Penggambaran deiksis persona “pelacur”
(orang ketiga pasti) menunjukkan adanya agen atau pelaku yang digambarkan dalam
puisi tersebut adalah orang lain yang digambarkan oleh penyair. Sedangkan
deiksis keruangan dan kewaktuan melibatkan penggambaran situasi dan latar yang
ada pada puisi itu merupakan gambaran sosial dalam negeri ini. Sedangkan
deiksis yang menggambarkan keruangan secara pasti disebutkan yaitu “Jakarta”

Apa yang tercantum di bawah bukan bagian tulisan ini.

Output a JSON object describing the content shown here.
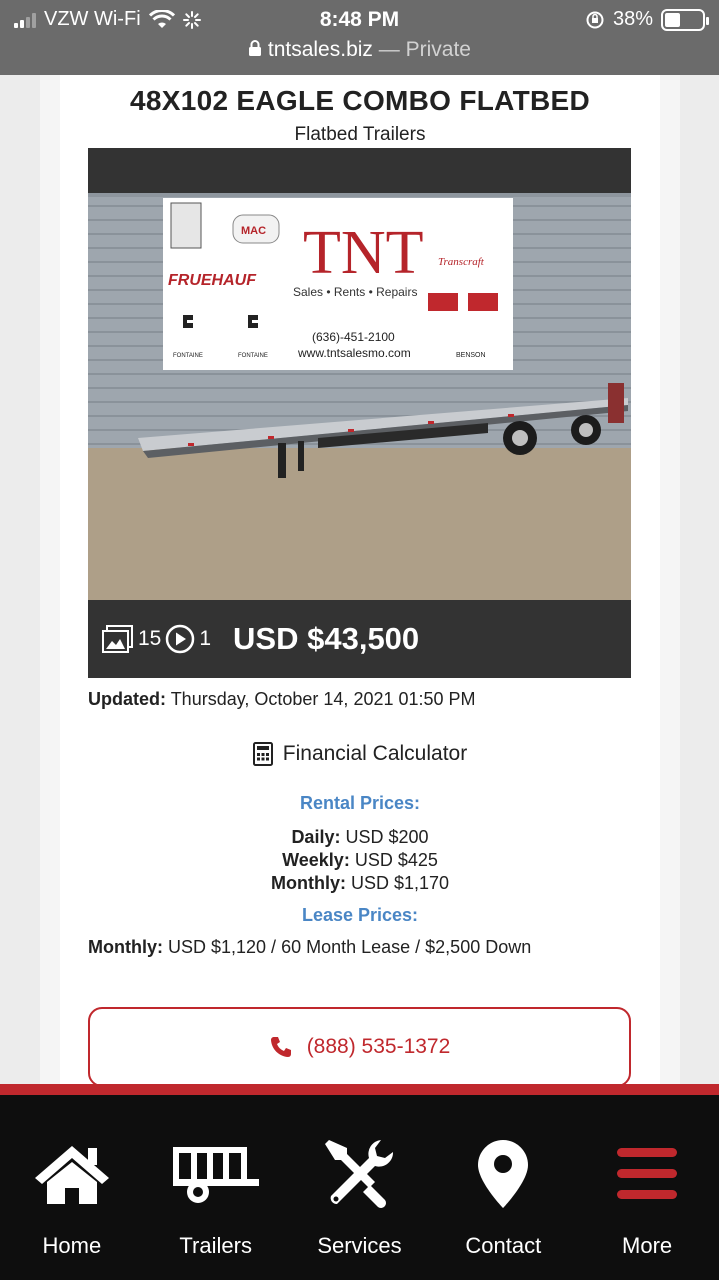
{
  "status_bar": {
    "carrier": "VZW Wi-Fi",
    "time": "8:48 PM",
    "battery": "38%"
  },
  "url_bar": {
    "domain": "tntsales.biz",
    "separator": "—",
    "mode": "Private"
  },
  "listing": {
    "title": "48X102 EAGLE COMBO FLATBED",
    "category": "Flatbed Trailers",
    "photo_count": "15",
    "video_count": "1",
    "price": "USD $43,500",
    "updated_label": "Updated:",
    "updated_value": "Thursday, October 14, 2021 01:50 PM"
  },
  "photo_banner": {
    "logo_text": "TNT",
    "tagline": "Sales • Rents • Repairs",
    "phone": "(636)-451-2100",
    "website": "www.tntsalesmo.com",
    "brand_left": "FRUEHAUF",
    "brand_right": "Transcraft",
    "brand_small_1": "FONTAINE",
    "brand_small_2": "FONTAINE",
    "brand_small_3": "BENSON",
    "brand_mac": "MAC"
  },
  "calculator": {
    "label": "Financial Calculator"
  },
  "rental": {
    "heading": "Rental Prices:",
    "daily_label": "Daily:",
    "daily_value": "USD $200",
    "weekly_label": "Weekly:",
    "weekly_value": "USD $425",
    "monthly_label": "Monthly:",
    "monthly_value": "USD $1,170"
  },
  "lease": {
    "heading": "Lease Prices:",
    "monthly_label": "Monthly:",
    "monthly_value": "USD $1,120 / 60 Month Lease / $2,500 Down"
  },
  "contact": {
    "phone": "(888) 535-1372"
  },
  "nav": {
    "home": "Home",
    "trailers": "Trailers",
    "services": "Services",
    "contact": "Contact",
    "more": "More"
  },
  "colors": {
    "brand_red": "#c0282d",
    "link_blue": "#4a86c5",
    "nav_bg": "#0e0e0e",
    "gallery_bg": "#333333"
  }
}
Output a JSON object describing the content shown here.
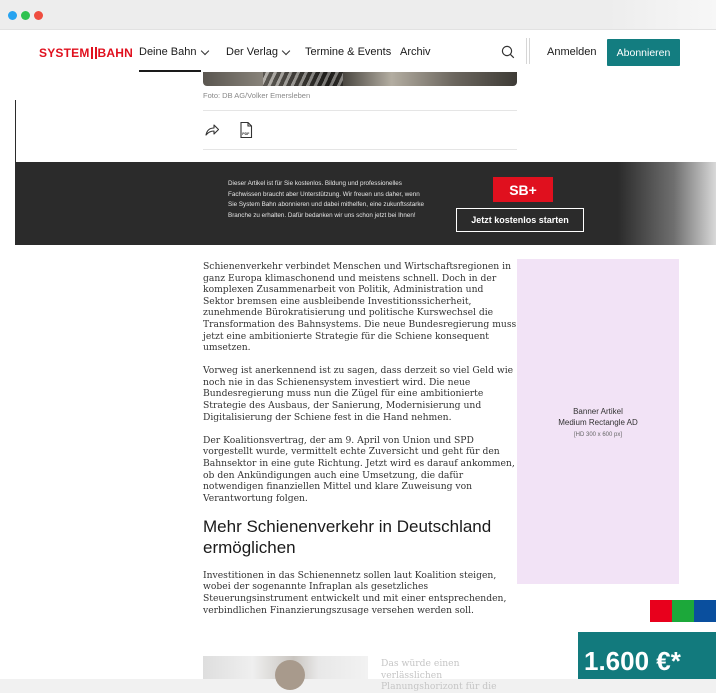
{
  "brand": {
    "part1": "SYSTEM",
    "part2": "BAHN",
    "color": "#e0101e"
  },
  "nav": {
    "items": [
      {
        "label": "Deine Bahn",
        "has_chevron": true,
        "active": true
      },
      {
        "label": "Der Verlag",
        "has_chevron": true,
        "active": false
      },
      {
        "label": "Termine & Events",
        "has_chevron": false,
        "active": false
      },
      {
        "label": "Archiv",
        "has_chevron": false,
        "active": false
      }
    ],
    "search_icon": "search-icon",
    "login_label": "Anmelden",
    "subscribe_label": "Abonnieren",
    "subscribe_color": "#137d80"
  },
  "image": {
    "caption": "Foto: DB AG/Volker Emersleben"
  },
  "actions": {
    "share_icon": "share-icon",
    "pdf_icon": "pdf-icon"
  },
  "promo": {
    "text": "Dieser Artikel ist für Sie kostenlos. Bildung und professionelles Fachwissen braucht aber Unterstützung. Wir freuen uns daher, wenn Sie System Bahn abonnieren und dabei mithelfen, eine zukunftsstarke Branche zu erhalten. Dafür bedanken wir uns schon jetzt bei Ihnen!",
    "badge": "SB+",
    "cta": "Jetzt kostenlos starten"
  },
  "article": {
    "p1": "Schienenverkehr verbindet Menschen und Wirtschaftsregionen in ganz Europa klimaschonend und meistens schnell. Doch in der komplexen Zusammenarbeit von Politik, Administration und Sektor bremsen eine ausbleibende Investitionssicherheit, zunehmende Bürokratisierung und politische Kurswechsel die Transformation des Bahnsystems. Die neue Bundesregierung muss jetzt eine ambitionierte Strategie für die Schiene konsequent umsetzen.",
    "p2": "Vorweg ist anerkennend ist zu sagen, dass derzeit so viel Geld wie noch nie in das Schienensystem investiert wird. Die neue Bundesregierung muss nun die Zügel für eine ambitionierte Strategie des Ausbaus, der Sanierung, Modernisierung und Digitalisierung der Schiene fest in die Hand nehmen.",
    "p3": "Der Koalitionsvertrag, der am 9. April von Union und SPD vorgestellt wurde, vermittelt echte Zuversicht und geht für den Bahnsektor in eine gute Richtung. Jetzt wird es darauf ankommen, ob den Ankündigungen auch eine Umsetzung, die dafür notwendigen finanziellen Mittel und klare Zuweisung von Verantwortung folgen.",
    "heading": "Mehr Schienenverkehr in Deutschland ermöglichen",
    "p4": "Investitionen in das Schienennetz sollen laut Koalition steigen, wobei der sogenannte Infraplan als gesetzliches Steuerungsinstrument entwickelt und mit einer entsprechenden, verbindlichen Finanzierungszusage versehen werden soll.",
    "p5": "Das würde einen verlässlichen Planungshorizont für die"
  },
  "ad": {
    "line1": "Banner Artikel",
    "line2": "Medium Rectangle AD",
    "line3": "[HD 300 x 600 px]",
    "background": "#f2e3f6"
  },
  "price_badge": {
    "text": "1.600 €*",
    "background": "#127a7d",
    "squares": [
      "#e8001c",
      "#1ca83a",
      "#0a4f9e"
    ]
  }
}
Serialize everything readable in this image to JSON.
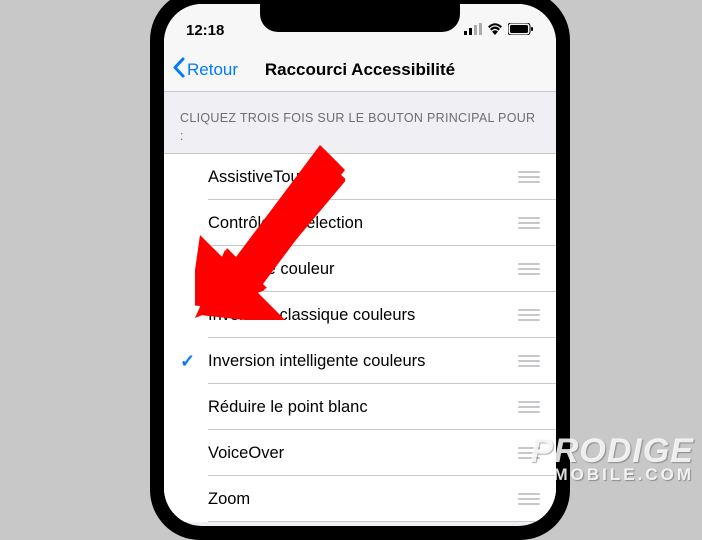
{
  "status": {
    "time": "12:18"
  },
  "nav": {
    "back_label": "Retour",
    "title": "Raccourci Accessibilité"
  },
  "section_header": "CLIQUEZ TROIS FOIS SUR LE BOUTON PRINCIPAL POUR :",
  "items": [
    {
      "label": "AssistiveTouch",
      "checked": false
    },
    {
      "label": "Contrôle de sélection",
      "checked": false
    },
    {
      "label": "Filtres de couleur",
      "checked": false
    },
    {
      "label": "Inversion classique couleurs",
      "checked": false
    },
    {
      "label": "Inversion intelligente couleurs",
      "checked": true
    },
    {
      "label": "Réduire le point blanc",
      "checked": false
    },
    {
      "label": "VoiceOver",
      "checked": false
    },
    {
      "label": "Zoom",
      "checked": false
    }
  ],
  "watermark": {
    "main": "PRODIGE",
    "sub": "MOBILE.COM"
  },
  "colors": {
    "accent": "#007aff",
    "arrow": "#ff0000"
  }
}
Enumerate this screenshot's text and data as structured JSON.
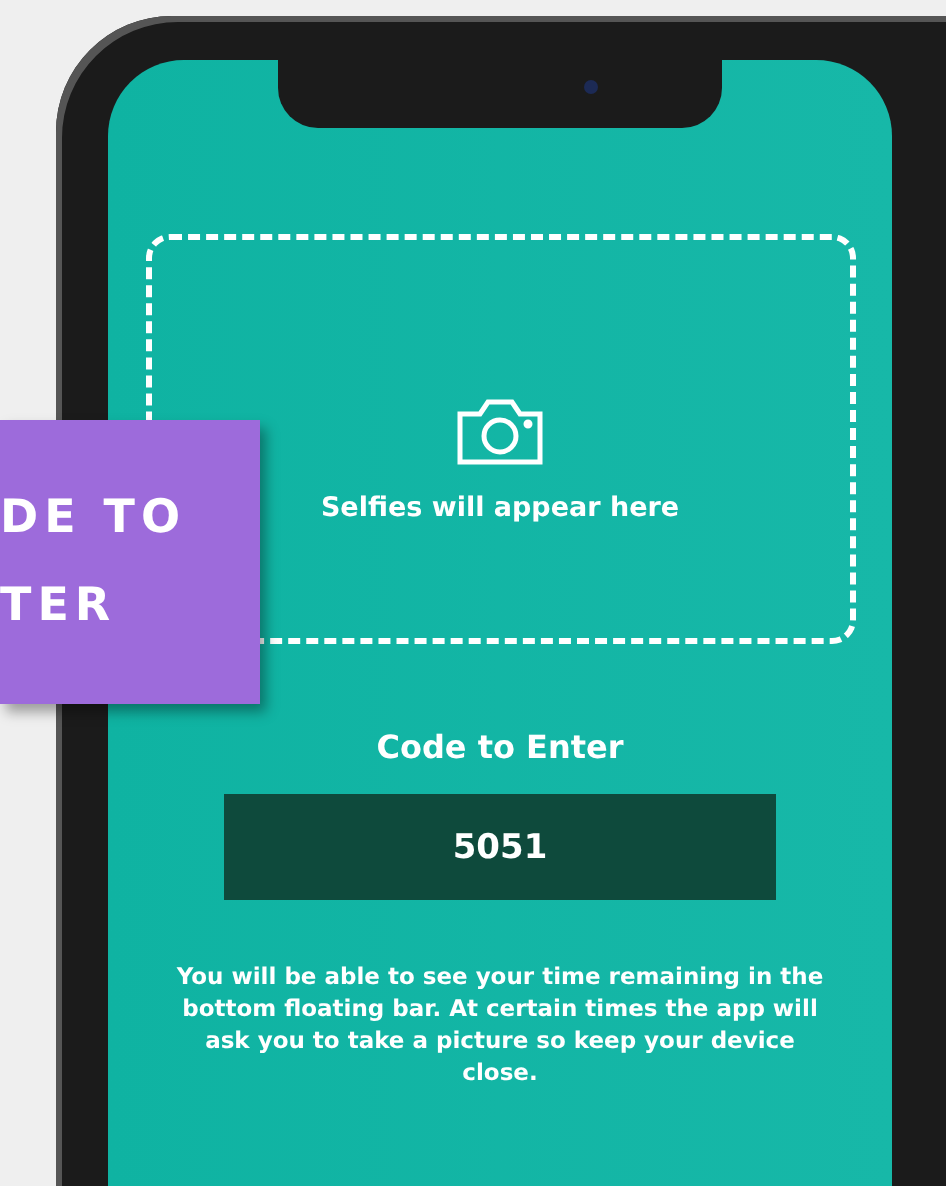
{
  "banner": {
    "lines": [
      "DE TO",
      "TER"
    ]
  },
  "selfie_area": {
    "caption": "Selfies will appear here"
  },
  "code": {
    "label": "Code to Enter",
    "value": "5051"
  },
  "info": "You will be able to see your time remaining in the bottom floating bar. At certain times the app will ask you to take a picture so keep your device close."
}
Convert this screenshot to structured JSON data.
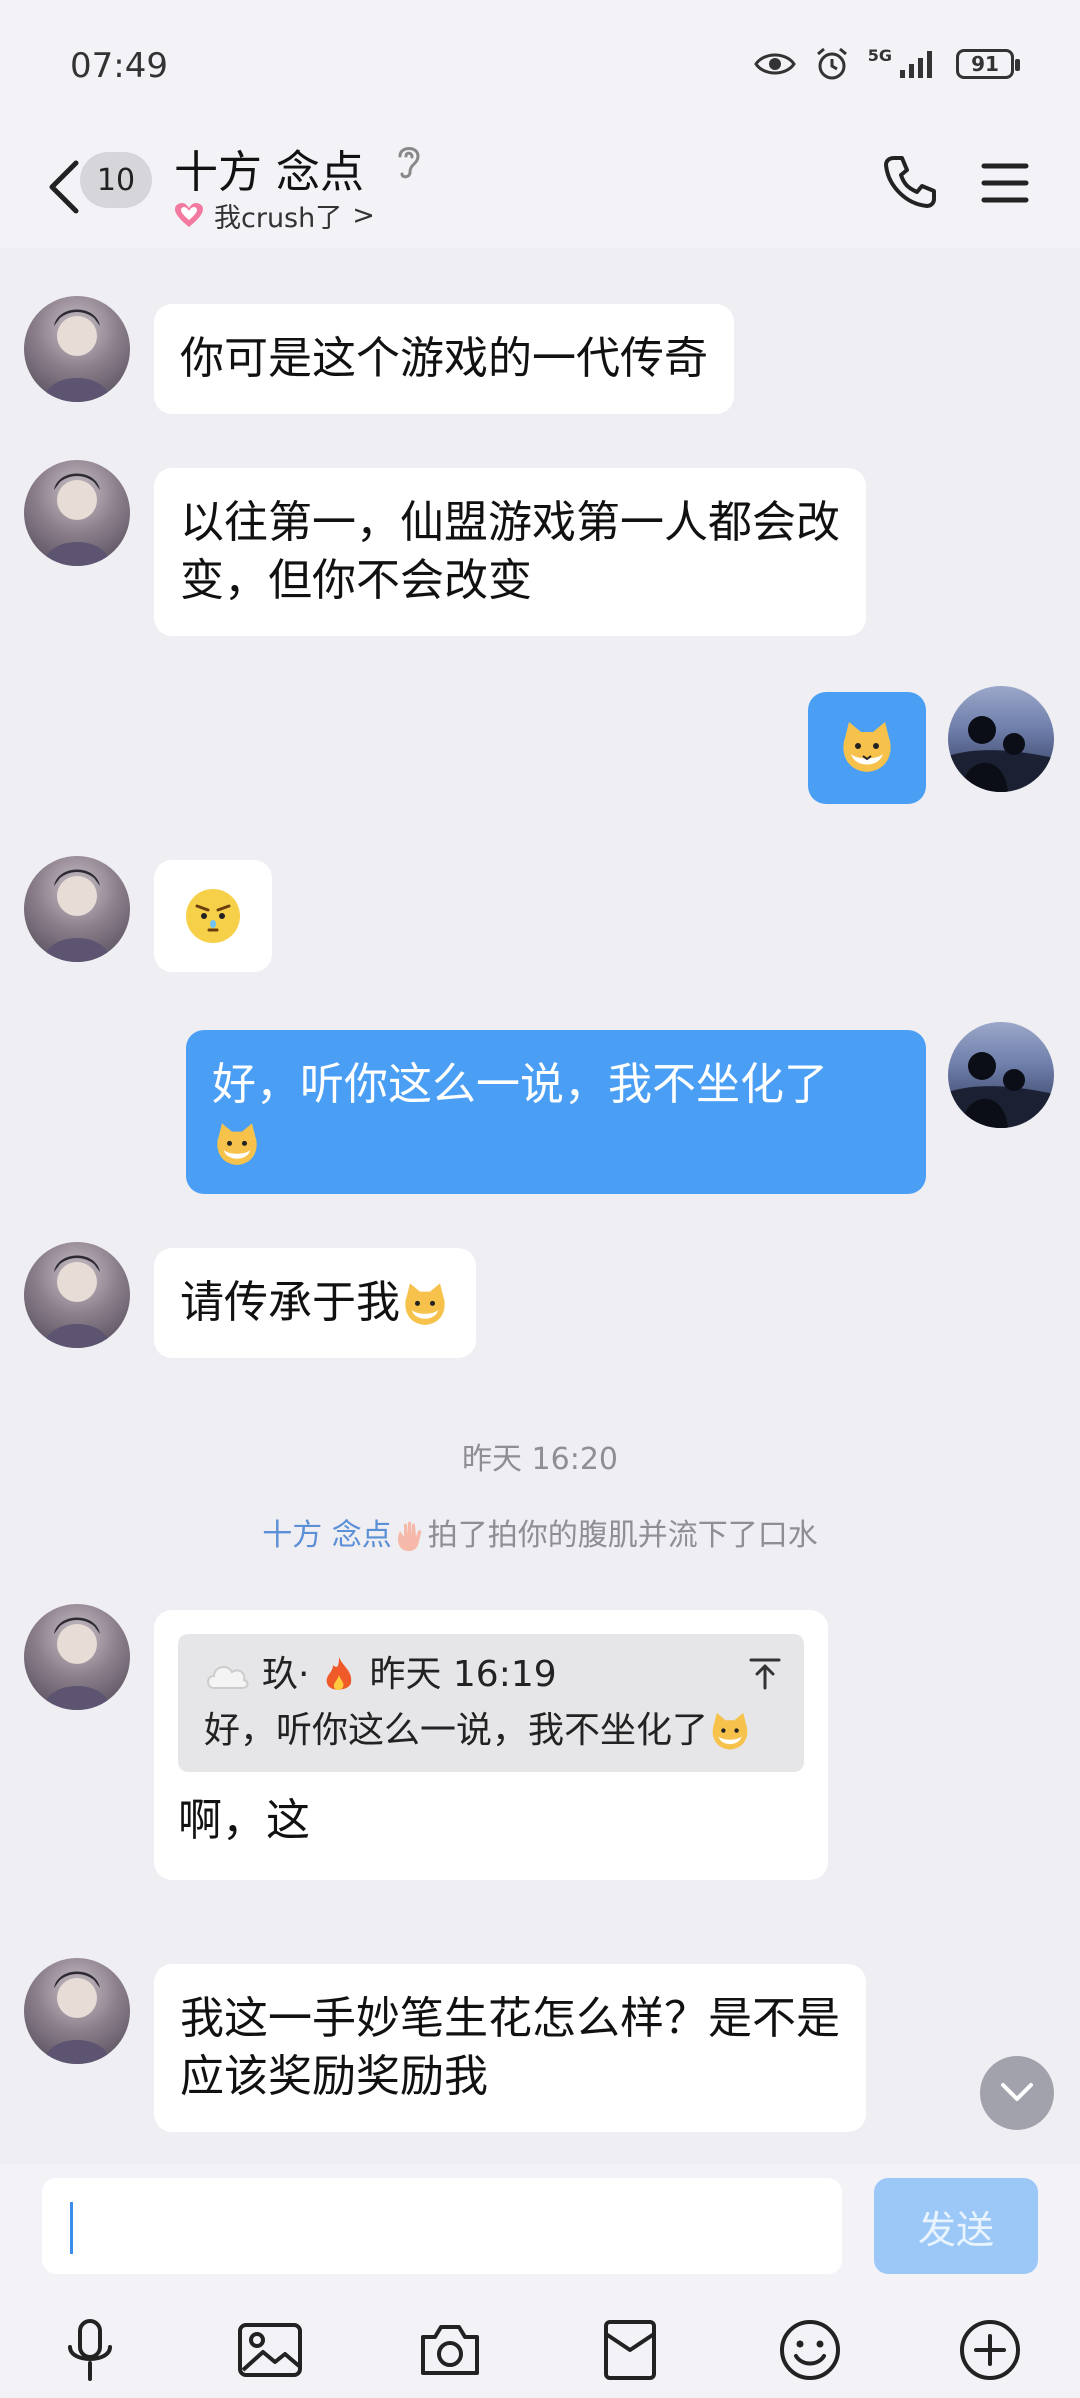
{
  "status": {
    "time": "07:49",
    "battery": "91",
    "network": "5G"
  },
  "header": {
    "unread_count": "10",
    "title": "十方  念点",
    "subtitle": "我crush了",
    "subtitle_chevron": ">"
  },
  "messages": [
    {
      "side": "peer",
      "text": "你可是这个游戏的一代传奇"
    },
    {
      "side": "peer",
      "line1": "以往第一，仙盟游戏第一人都会改",
      "line2": "变，但你不会改变"
    },
    {
      "side": "self",
      "sticker": "cat-sticker-icon"
    },
    {
      "side": "peer",
      "sticker": "annoyed-face-icon"
    },
    {
      "side": "self",
      "text": "好，听你这么一说，我不坐化了"
    },
    {
      "side": "peer",
      "text": "请传承于我"
    }
  ],
  "timestamp": "昨天 16:20",
  "system_message": {
    "actor": "十方  念点",
    "action": "拍了拍你的腹肌并流下了口水"
  },
  "reply_message": {
    "quote_author": "玖·",
    "quote_time": "昨天 16:19",
    "quote_text": "好，听你这么一说，我不坐化了",
    "text": "啊，这"
  },
  "last_message": {
    "line1": "我这一手妙笔生花怎么样？是不是",
    "line2": "应该奖励奖励我"
  },
  "input": {
    "value": "",
    "send_label": "发送"
  },
  "colors": {
    "self_bubble": "#4a9ff5",
    "peer_bubble": "#ffffff",
    "background": "#eeeef3",
    "send_button": "#9cc8f7"
  }
}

yang identik dengan kemegahan, kemewahan, dan merupakan pusat dari segala
bidang pencaharian. Dengan menggunakan kata Jakarta, Rendra memberikan kita
pesan bahwa tidak selamanya kota yang besar mempunyai tingkat kesejahteraan
yang tinggi.
Sesalkan mana yang mesti
kausesalkan
Tapi jangan kau lewat putus
asa
Dan kau relakan dirimu
dibikin korban
Potongan puisi tersebut menggambarkan sebuah ajakan untuk tidak
menyesal dengan apa yang telah terjadi namun juga agar tidak pasrah dengan
keadaan yang membuatnya menjadi korban dari ketidakadilan. Penekanan kata
“korban” yang selama ini selalu terjadi kepada kaum wanita. Hubungan yang dapat
ditunjukkan dengan penggambaran deiksis persona dan deiksis keruangan adalah
kaitan kejahatan yang digambarkan dalam kehidupan ibu kota yang dipenuhi dengan
hedonism dan kesenjangan sosial
Emansipasi wanita telah ada di
Indonesia sejak adanya perlawanan yang dilakukan oleh R.A Kartini kepada tataran
masyarakat saat itu. Pada masa itu pendidikan bagi seorang wanita Jawa dianggap
tabu dan melanggar nilai-nilai. Sedangkan yang dimaksud perjuangan wanita dalam
puisi ini adalah seorang wanita yang terbelenggu oleh status sosial yang
dianggap negatif oleh masyarakat. Namun Rendra dengan puisi ini mampu
memunculkan sosok pelacur sebagai pendobrak kebenaran yang selama ini
tersembunyi rapat dibalik tirai kelam gedung-gedung birokrasi yang melibatkan
kaum wanita di dalamnya dalam tanda kutip sebagai pemuas nafsu seksual
sementara.
Dalam diri tiap pengarang terdapat
dunia kreatifitas dengan unsur-unsur imajinatif, penghayalan serta pembakuan
kata-kata yang berbeda. Hal itu tidak lepas dari latar belakang pengarang yang
memiliki keluputan dan ketegangan yang ada dan terjadi dalam kenyataan sosial
masyarakat. Kenyataan sosial masyarakat mempengaruhi pengarang dalam
menciptakan suatu karya terkait dengan hubungan intertekstual teks yang
berkaitan dengan hipogram dalam teks puisi tersebut. Kaitan yang ada dalam
sebuah teks terhadap lingkungan berupa aspek mimesis yang ada dalam tiap karya
sastra termasuk puisi.
Wahai pelacur-pelacur kota Jakarta
Sekarang bangkitlah
Sanggul kembali rambutmu
Karena setelah menyesal
Datanglah kini giliranmu
Bukan untuk membela diri melulu
Tapi untuk lancarkan serangan
Dengan pemilihan kata “Sanggul kembali rambutmu” merupakan sebuah
ketidaklangsungan ekspresi yang diciptakan Rendra untuk mengungkapkan ajakannya
terhadap wanita untuk mengatur dan mengerahkan kekuatan yang dimilikinya.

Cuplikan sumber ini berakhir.